The coordination omission was also partly a result of the inherent nature of the task. It was probably an action slip, or an error where the controller's actions did not proceed as planned. More specifically, the error appeared to be a substitution of one highly automatic task (asking the B737's flight crew to transfer frequency at TAMOD) for another (passing coordination on the B737 crew's TAPAX report to the Perth Outer controller). Such substitution slips are usually associated with a period of inattention or distraction. In this case, the controller may have been distracted by the call from another flight crew immediately before she performed the task. As the controller had only been working on the sector for a few minutes, she could also have been distracted by her scanning and familiarisation activities.
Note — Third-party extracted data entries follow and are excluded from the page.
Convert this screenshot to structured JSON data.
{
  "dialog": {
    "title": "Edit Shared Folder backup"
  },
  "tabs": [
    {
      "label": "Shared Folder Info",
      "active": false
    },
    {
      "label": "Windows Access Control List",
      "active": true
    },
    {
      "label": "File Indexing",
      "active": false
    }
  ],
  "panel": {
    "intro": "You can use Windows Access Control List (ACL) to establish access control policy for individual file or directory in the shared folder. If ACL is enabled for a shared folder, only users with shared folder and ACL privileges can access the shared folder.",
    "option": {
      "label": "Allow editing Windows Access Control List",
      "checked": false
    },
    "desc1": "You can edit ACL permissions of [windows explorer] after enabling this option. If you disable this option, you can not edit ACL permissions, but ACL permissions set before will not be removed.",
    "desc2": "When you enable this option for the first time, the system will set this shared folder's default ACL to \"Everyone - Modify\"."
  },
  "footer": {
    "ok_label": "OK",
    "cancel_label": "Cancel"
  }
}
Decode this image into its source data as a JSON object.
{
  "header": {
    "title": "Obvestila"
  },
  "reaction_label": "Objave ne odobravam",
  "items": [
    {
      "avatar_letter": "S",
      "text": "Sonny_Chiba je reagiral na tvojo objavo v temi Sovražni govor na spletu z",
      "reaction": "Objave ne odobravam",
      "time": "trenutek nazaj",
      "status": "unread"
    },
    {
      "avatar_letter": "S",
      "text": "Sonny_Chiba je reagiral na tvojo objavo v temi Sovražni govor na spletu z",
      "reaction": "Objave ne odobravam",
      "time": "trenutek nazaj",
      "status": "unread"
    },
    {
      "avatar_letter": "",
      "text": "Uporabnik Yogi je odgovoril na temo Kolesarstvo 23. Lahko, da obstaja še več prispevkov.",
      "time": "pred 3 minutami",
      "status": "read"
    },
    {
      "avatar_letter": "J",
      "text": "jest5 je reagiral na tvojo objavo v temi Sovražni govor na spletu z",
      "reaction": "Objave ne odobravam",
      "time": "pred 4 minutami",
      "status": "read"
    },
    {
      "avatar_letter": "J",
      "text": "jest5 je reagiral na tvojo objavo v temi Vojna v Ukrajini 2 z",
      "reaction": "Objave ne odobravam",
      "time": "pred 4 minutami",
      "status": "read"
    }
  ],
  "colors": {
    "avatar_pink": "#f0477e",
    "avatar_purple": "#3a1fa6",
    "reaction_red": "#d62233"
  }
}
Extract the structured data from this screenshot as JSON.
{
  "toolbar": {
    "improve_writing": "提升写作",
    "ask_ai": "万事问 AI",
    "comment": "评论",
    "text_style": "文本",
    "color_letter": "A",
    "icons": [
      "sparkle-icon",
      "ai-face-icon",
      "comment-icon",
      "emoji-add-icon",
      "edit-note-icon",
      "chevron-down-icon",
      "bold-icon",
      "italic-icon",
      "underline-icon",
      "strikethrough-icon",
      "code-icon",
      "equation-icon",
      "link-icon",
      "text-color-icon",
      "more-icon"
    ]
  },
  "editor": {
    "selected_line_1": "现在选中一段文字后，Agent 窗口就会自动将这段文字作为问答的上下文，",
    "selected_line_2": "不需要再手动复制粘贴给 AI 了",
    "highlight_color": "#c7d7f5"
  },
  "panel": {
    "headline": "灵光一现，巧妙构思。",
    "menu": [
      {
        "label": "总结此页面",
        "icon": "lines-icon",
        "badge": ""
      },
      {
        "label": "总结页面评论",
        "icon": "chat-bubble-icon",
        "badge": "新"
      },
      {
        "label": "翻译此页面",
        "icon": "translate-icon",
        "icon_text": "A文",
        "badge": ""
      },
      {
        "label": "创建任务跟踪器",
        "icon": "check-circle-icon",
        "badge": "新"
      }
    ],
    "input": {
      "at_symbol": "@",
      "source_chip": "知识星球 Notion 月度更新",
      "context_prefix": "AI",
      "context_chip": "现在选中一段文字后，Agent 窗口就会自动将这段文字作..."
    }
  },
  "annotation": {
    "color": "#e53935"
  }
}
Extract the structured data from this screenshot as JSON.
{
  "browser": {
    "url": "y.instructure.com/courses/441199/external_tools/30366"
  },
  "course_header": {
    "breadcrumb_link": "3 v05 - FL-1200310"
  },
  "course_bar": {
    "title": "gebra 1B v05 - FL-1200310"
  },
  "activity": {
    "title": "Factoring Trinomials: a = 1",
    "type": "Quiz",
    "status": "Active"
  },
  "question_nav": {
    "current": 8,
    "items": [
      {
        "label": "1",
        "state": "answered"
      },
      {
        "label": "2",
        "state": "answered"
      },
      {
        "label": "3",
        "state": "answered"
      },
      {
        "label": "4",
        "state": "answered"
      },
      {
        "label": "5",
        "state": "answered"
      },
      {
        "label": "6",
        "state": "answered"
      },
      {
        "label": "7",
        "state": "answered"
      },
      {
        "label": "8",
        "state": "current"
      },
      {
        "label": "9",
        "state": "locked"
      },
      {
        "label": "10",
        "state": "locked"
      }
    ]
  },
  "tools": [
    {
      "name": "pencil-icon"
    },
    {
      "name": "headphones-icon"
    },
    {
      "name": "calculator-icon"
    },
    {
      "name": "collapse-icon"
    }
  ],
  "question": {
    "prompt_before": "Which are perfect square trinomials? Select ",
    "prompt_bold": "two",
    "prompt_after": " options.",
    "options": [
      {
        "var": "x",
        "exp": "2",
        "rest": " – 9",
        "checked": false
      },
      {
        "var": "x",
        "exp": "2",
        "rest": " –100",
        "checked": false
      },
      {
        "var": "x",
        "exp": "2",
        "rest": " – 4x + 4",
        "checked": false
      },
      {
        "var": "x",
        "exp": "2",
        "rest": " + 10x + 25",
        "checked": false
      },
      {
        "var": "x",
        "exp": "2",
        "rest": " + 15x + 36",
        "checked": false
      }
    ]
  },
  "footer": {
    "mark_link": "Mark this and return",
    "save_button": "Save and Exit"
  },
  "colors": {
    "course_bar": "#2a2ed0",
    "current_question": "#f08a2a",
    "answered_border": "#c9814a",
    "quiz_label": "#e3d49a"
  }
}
An increase in the likelihood of skill-based errors is often correlated with fatigue. In this case, the controller had a less than normal amount of sleep in the 2 nights prior to the incident. However, the investigation was unable to determine if fatigue influenced the controller's performance at the time of the occurrence.

There were cues available to alert the Sector 1 controller to the error, such as the times on the TAMOD strip and the absence of a tick in the last box of the TAPAX strip. However, having developed the intention to conduct a frequency-transfer task, it is unlikely that the controller would have considered checking times on a strip. In addition, research has shown that the absence of a cue (such as a tick) is often not detected. Shortly after the error occurred, the controller disposed of the flight strips and effectively removed any remaining cues she could use to detect the error.

With the introduction of The Australian Advanced Air Traffic System (TAAATS) throughout Australia in 1998 and 1999, the likelihood of this specific type of error should be reduced. Transfers of aircraft between sectors will be conducted automatically. In addition, for procedural control sectors such as Sector 1, the spatial positions of aircraft will be pictorially displayed. It is reasonable to expect that these changes will reduce the likelihood of a controller incorrectly perceiving the position of an aircraft.

Flight Levels

The westbound A320, VH-HYA, was maintaining a non-standard flight level (FL370) which resulted in an eastbound A320, VH-HYR, being given a non-standard level (FL350) for the initial level clearance. This consequential action had the effect of placing VH-HYR in direct conflict with the B737. Had standard levels been applied on the two-way route system that was under procedural control, a safety net would have been put in place. This net would have become prominent had the Perth controller not observed the radar paint of the B737.